…verdetti
Si può essere proiettati verso il futuro e ottimisti quanto si vuole, si possono chiudere gli occhi davanti alla storia fino a non distinguere la luce dalle tenebre, ma c’è una preghiera nella liturgia ashkenazita di Kippur che non consente all’ebreo di dimenticarsi del proprio passato. Chi di ciò si dispiace può passare ad altra lettura.
Erano tempi di persecuzioni e di massacri, come al solito, quando Rabbi Amnon di Magonza si sottomise a tortura e martirio pur di non rinunciare alla propria identità di ebreo e, in fin di vita, sanguinante e mutilato, pronunciò in sinagoga una terribile preghiera, Un’tanéh Tokef Kedushat Hayom (Proclamiamo la santità di questo giorno), che il pubblico non riuscì naturalmente a mandare a memoria. In seguito, Rabbi Amnon apparve in sogno a Rabbi Kalonymos ben Rabbi Meshullam ben Rabbi Moshe ben Rabbi Kalonymos e gli dettò la preghiera, attestata per la prima volta in una fonte del tredicesimo secolo (Or Zarua, di Rabbi Itzchak ben Moshé di Vienna), ma che, secondo frammenti recuperati nella Genizà del Cairo, risale forse all’ottavo secolo. Quella di Rabbi Amnon è leggenda, naturalmente, ma né incredibile né troppo diversa dalla storia che i nostri antenati ebbero a subire nei secoli.
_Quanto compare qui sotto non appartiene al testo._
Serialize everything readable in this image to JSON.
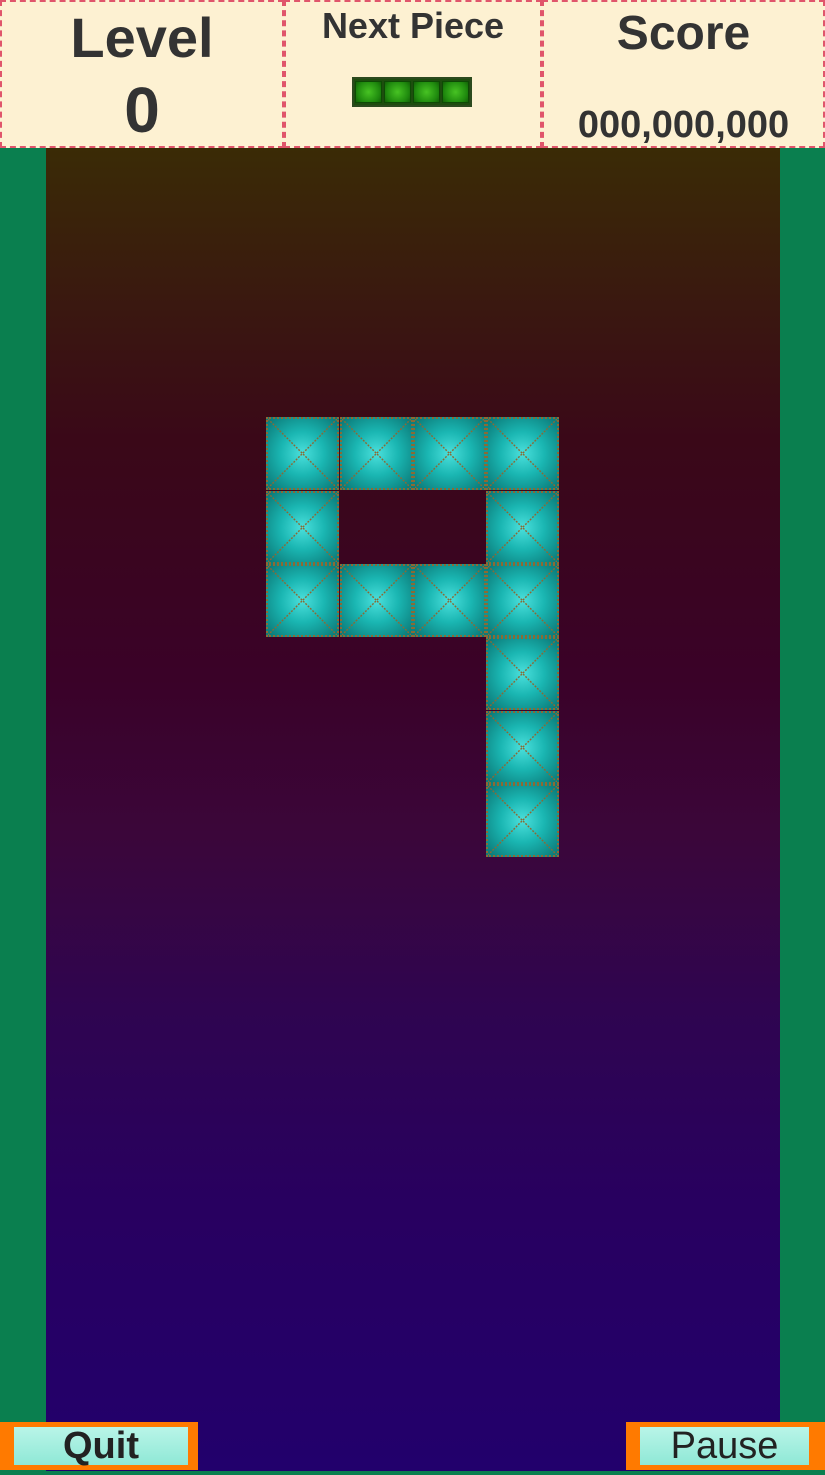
{
  "hud": {
    "level_label": "Level",
    "level_value": "0",
    "next_piece_label": "Next Piece",
    "score_label": "Score",
    "score_value": "000,000,000"
  },
  "next_piece": {
    "shape": "I",
    "color": "#2f9a18",
    "cells": 4
  },
  "board": {
    "columns": 10,
    "gradient_top": "#3a2b06",
    "gradient_bottom": "#22006c",
    "block_color": "#1ab6b2",
    "filled_cells": [
      [
        3,
        3
      ],
      [
        4,
        3
      ],
      [
        5,
        3
      ],
      [
        6,
        3
      ],
      [
        3,
        4
      ],
      [
        6,
        4
      ],
      [
        3,
        5
      ],
      [
        4,
        5
      ],
      [
        5,
        5
      ],
      [
        6,
        5
      ],
      [
        6,
        6
      ],
      [
        6,
        7
      ],
      [
        6,
        8
      ]
    ]
  },
  "buttons": {
    "quit_label": "Quit",
    "pause_label": "Pause"
  },
  "colors": {
    "side_panel": "#0a7f4f",
    "hud_background": "#fdf1d2",
    "hud_border": "#e0556b",
    "button_frame": "#ff7a00",
    "button_face": "#a6efdf"
  }
}
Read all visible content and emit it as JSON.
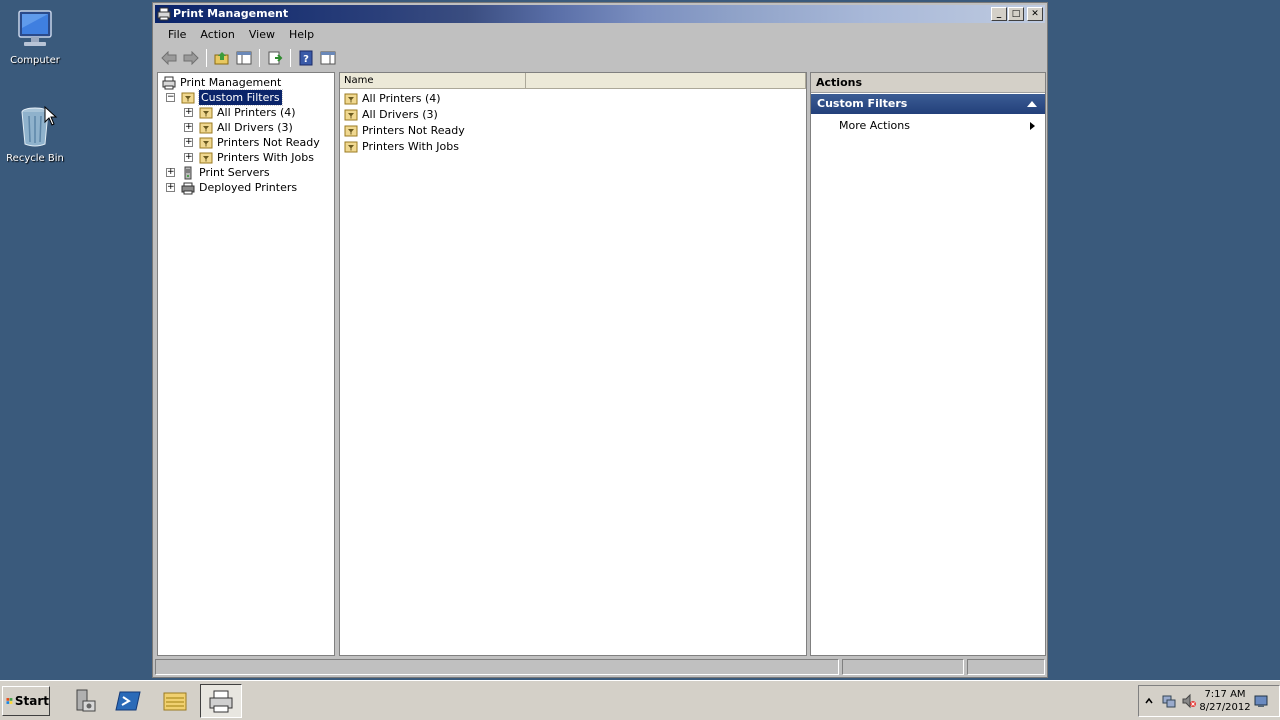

Un’tanéh Tokef, terribile e straziante, percorre la varietà dei verdetti stabiliti e iscritti per ciascun ebreo a Rosh Hashanàh, verdetti che a Kippur vengono sigillati e ratificati, ma che il giudizio divino può sospendere, se ci si pente, se si prega, se si fa la carità (teshuvàh, tefillàh, tzedakàh). Ora, la sospensione del giudizio di condanna sembra a portata di mano, ma se è facile fare tzedakàh aiutando un bisognoso, e se pregare digiunando sembra un’azione eroica che valga il perdono divino, pentirsi è un’azione che implica disposizione e sentimenti di cui non riusciremo mai a garantire a noi stessi la spontaneità e la sincerità. Pentimento, ossia ritornare al divino ritornando all’originaria purezza della nostra anima è un’impresa impossibile, che comporterebbe quanto meno la promessa di non ‘ritornare’ a macchiarsi di antiche colpe. La purezza, purtroppo, dura il tempo di concepirne l’impossibilità. Il resto è quotidiana umanità e, al di là di vuote e illusorie parole, l’impossibilità di essere perdonati perché non riusciamo a perdonarci.